Home Read Classic Album Review: David Johansen & The Harry Smiths | Shaker

Classic Album Review: David Johansen & The Harry Smiths | Shaker

The former New York Doll reinvents himself (again) as a grizzled Delta bluesman.

This came out in 2002 – or at least that’s when I got it. Here’s what I said about it back then (with some minor editing):

 


Forget the New York Dolls. And — thankfully — forget New York d-bag Buster Poindexter. Meet the new (and much improved) David Johansen: Grizzled Delta bluesman.
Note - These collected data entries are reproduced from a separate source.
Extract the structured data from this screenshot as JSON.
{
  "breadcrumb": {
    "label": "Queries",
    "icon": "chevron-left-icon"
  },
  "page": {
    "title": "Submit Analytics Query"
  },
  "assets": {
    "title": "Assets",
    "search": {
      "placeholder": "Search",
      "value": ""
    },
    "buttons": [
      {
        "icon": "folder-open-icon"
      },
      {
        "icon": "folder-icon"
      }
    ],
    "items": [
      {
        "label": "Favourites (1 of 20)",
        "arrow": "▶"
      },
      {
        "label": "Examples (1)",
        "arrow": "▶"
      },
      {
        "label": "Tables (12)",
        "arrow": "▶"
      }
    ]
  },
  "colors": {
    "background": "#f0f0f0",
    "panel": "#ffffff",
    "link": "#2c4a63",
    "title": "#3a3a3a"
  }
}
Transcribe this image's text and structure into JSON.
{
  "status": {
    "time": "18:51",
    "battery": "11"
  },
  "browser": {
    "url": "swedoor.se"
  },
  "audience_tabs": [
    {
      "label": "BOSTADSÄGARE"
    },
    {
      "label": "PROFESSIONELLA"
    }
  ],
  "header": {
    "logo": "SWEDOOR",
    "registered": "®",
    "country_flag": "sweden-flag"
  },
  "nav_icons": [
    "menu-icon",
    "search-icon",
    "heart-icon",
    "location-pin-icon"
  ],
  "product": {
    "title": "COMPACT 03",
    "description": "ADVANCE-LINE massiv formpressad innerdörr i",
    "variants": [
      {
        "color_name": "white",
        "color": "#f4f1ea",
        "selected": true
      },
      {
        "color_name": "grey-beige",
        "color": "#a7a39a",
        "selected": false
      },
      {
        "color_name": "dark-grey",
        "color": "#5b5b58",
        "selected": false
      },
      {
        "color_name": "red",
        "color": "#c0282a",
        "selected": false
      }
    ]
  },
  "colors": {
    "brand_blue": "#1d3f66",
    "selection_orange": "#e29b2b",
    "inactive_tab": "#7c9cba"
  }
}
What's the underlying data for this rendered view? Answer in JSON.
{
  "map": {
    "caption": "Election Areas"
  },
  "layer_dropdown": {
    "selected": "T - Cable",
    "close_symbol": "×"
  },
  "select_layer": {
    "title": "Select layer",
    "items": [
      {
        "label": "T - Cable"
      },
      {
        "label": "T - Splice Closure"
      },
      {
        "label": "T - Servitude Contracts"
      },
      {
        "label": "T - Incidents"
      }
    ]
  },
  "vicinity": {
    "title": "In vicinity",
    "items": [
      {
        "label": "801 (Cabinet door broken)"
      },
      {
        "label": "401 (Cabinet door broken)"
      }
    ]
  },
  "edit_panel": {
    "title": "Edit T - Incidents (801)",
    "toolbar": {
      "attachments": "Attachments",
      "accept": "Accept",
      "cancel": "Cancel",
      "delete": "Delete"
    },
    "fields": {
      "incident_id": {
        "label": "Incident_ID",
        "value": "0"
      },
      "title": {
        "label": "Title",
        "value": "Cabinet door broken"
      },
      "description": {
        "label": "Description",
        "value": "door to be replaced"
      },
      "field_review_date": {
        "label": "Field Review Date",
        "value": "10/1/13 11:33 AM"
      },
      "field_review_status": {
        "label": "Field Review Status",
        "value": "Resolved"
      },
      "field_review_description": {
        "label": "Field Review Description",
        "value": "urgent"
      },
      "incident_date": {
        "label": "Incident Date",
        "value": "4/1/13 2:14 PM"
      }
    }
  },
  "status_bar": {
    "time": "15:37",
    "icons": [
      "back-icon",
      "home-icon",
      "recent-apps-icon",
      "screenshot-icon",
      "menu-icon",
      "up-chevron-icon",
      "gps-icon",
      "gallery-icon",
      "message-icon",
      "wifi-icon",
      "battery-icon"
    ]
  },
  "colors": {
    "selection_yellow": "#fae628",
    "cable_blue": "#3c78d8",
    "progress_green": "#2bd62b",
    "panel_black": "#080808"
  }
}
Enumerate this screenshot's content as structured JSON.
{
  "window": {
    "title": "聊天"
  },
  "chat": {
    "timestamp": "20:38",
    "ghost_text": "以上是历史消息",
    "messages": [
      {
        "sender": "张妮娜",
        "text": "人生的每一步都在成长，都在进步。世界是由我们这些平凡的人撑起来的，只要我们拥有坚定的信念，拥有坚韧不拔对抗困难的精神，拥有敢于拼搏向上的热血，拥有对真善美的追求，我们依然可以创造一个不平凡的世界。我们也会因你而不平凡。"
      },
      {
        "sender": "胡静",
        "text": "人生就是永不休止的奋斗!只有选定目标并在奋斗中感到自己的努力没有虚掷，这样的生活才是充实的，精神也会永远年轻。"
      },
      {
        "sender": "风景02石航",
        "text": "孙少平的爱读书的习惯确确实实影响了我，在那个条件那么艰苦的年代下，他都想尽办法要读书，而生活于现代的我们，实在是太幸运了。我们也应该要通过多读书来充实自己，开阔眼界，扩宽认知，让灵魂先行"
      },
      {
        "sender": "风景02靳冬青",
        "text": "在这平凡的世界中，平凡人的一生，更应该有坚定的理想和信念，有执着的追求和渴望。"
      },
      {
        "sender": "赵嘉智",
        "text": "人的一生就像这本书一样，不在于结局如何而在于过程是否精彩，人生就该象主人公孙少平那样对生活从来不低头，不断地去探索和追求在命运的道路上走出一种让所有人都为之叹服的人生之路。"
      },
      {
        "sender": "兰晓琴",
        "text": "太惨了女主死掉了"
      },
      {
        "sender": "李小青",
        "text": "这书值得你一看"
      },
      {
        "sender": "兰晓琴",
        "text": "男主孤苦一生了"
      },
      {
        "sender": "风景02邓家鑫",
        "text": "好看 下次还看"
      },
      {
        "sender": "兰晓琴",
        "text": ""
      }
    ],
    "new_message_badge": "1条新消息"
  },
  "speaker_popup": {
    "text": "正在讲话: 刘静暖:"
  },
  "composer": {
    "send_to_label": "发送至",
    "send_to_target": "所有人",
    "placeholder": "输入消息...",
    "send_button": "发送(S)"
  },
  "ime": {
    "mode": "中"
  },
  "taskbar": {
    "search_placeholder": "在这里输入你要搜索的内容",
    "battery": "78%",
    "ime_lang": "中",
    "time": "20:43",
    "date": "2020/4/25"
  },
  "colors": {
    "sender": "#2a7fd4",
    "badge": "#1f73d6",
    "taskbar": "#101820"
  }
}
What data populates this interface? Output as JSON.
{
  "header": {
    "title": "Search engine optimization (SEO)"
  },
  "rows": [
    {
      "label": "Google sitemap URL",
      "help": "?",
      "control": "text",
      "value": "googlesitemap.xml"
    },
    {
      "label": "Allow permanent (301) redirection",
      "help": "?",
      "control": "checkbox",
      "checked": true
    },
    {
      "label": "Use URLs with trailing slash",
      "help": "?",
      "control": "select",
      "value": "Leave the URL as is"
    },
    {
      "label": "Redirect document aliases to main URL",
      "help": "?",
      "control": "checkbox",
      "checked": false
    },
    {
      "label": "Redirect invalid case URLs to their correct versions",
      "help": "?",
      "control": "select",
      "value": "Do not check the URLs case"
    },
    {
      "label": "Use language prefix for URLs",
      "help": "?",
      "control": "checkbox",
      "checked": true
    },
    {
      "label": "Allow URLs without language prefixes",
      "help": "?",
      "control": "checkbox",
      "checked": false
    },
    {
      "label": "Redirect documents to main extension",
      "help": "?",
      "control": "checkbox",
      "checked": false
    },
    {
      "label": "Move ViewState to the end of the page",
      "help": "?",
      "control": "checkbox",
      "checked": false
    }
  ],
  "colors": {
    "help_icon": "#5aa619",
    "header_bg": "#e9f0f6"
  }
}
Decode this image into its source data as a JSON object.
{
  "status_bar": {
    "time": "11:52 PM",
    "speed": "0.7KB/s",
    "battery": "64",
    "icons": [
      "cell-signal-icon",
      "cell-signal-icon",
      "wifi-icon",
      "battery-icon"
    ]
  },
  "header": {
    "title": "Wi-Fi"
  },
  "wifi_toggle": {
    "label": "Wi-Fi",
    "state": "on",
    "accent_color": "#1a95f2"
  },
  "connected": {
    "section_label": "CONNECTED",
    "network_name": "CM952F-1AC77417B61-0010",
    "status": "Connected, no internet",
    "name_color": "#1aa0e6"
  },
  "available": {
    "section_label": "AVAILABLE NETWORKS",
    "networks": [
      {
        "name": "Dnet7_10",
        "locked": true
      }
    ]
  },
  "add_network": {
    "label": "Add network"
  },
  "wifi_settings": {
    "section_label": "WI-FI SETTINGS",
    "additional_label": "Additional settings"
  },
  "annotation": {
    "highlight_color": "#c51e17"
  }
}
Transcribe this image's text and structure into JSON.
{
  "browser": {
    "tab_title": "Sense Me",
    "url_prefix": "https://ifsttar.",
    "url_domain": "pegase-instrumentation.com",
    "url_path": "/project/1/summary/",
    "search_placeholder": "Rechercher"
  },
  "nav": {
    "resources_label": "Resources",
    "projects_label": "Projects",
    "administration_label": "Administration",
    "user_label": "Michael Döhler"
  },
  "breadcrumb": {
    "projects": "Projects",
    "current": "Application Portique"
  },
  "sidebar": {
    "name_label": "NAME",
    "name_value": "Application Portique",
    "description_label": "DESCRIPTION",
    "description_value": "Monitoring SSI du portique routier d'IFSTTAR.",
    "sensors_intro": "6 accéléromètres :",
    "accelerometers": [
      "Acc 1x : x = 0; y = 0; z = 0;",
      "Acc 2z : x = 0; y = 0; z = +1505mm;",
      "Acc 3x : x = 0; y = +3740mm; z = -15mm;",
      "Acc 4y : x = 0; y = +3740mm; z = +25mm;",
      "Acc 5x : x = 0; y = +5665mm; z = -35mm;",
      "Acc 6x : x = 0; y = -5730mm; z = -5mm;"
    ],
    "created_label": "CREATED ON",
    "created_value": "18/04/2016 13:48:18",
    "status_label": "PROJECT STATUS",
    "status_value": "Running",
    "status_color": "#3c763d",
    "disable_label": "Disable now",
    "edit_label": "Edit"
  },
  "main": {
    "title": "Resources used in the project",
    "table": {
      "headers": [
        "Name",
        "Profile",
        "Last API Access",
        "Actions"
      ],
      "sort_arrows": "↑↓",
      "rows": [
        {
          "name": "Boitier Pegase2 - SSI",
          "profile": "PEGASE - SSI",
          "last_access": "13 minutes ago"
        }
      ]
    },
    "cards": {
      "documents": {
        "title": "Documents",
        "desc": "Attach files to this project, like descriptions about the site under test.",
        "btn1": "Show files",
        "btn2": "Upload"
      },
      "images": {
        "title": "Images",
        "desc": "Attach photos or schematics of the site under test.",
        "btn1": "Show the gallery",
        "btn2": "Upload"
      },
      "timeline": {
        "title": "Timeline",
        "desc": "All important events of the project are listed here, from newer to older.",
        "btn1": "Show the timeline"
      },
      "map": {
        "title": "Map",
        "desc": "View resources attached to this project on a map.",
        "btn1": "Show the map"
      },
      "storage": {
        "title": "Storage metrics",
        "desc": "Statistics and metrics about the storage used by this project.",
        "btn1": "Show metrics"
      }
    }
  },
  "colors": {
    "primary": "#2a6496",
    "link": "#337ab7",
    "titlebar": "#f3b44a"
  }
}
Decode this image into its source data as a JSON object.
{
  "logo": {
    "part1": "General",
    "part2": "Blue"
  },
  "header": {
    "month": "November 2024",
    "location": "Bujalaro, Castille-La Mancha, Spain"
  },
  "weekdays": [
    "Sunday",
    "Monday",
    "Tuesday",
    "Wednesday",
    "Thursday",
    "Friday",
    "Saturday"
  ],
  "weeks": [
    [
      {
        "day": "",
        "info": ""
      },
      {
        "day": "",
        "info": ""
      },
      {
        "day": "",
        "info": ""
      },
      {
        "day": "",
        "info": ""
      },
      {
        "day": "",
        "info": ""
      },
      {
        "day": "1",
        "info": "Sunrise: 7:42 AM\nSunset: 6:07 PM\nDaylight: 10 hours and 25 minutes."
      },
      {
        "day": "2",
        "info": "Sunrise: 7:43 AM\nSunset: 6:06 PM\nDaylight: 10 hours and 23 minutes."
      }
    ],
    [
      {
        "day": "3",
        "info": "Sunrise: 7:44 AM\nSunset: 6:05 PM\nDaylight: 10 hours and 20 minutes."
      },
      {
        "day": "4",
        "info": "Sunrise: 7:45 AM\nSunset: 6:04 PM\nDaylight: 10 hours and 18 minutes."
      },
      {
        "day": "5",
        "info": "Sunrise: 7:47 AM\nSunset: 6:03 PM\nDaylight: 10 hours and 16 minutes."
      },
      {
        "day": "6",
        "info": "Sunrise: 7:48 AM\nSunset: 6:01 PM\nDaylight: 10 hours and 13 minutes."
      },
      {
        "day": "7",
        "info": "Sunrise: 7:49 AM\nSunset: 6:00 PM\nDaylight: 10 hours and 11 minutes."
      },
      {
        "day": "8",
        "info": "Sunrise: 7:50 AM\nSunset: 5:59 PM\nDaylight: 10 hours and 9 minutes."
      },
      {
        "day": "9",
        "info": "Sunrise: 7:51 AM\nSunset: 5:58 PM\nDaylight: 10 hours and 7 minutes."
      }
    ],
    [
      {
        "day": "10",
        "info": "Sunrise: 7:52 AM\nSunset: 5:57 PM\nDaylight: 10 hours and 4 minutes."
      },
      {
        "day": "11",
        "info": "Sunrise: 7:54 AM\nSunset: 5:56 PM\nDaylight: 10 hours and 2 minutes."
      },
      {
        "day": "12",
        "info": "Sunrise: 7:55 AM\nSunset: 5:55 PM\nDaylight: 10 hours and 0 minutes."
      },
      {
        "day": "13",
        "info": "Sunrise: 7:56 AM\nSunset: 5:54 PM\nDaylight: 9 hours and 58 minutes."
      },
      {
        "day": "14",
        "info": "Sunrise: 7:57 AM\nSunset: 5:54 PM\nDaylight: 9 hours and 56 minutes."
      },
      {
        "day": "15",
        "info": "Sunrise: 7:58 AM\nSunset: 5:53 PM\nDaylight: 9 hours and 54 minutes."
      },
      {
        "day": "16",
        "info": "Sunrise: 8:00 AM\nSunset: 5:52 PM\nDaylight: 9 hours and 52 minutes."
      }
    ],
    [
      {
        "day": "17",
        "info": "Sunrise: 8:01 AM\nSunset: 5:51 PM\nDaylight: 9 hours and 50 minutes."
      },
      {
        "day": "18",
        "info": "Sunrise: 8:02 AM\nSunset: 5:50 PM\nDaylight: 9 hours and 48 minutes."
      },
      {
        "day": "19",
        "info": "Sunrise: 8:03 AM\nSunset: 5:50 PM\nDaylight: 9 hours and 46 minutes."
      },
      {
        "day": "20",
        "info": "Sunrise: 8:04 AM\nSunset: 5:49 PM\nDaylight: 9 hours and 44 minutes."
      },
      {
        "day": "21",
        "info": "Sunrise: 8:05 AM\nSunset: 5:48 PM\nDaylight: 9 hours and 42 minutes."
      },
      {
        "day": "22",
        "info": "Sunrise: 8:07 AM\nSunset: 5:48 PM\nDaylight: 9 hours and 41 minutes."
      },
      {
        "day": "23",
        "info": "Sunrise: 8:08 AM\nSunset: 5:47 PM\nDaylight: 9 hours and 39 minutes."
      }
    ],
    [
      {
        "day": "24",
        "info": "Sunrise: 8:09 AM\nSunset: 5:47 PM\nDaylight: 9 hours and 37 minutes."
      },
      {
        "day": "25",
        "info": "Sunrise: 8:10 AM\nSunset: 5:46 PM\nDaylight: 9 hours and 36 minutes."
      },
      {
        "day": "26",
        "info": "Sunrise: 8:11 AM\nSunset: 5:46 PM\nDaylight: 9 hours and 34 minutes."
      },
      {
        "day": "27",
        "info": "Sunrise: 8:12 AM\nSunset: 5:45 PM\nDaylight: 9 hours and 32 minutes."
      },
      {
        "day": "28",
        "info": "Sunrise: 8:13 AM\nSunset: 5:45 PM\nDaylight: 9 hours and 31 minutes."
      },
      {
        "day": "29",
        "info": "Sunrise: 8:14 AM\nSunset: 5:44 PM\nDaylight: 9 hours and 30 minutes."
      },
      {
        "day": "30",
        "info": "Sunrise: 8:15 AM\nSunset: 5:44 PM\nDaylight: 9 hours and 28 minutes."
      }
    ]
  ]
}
Fronting his latest band The Harry Smiths — named for the musicologist who assembed the seminal American Anthology of Folk Music — Johansen puts his big, blustery baritone to work on this second album, revisiting classics from the pens of Furry Lewis (Furry’s Blues), Son House (Death Letter), Lightnin’ Hopkins (My Grandpa is Too Old), Mississippi John Hurt (Let the Mermaids Flirt With Me) and Charley Patton (High Sheriff). Howling, barking and moaning the natch’l blues as the slide guitars wail and the band kicks like a rented mule, Johansen digs deep and delivers his finest work in decades, inbuing lines like, “I believe I’ll buy me a graveyard of my own / And kill everybody that has done me wrong,” with enough threat and malice to make you cross the street to avoid him. Sure, it just might be another one of Johansen’s musical characters — but at least it’s a memorable one.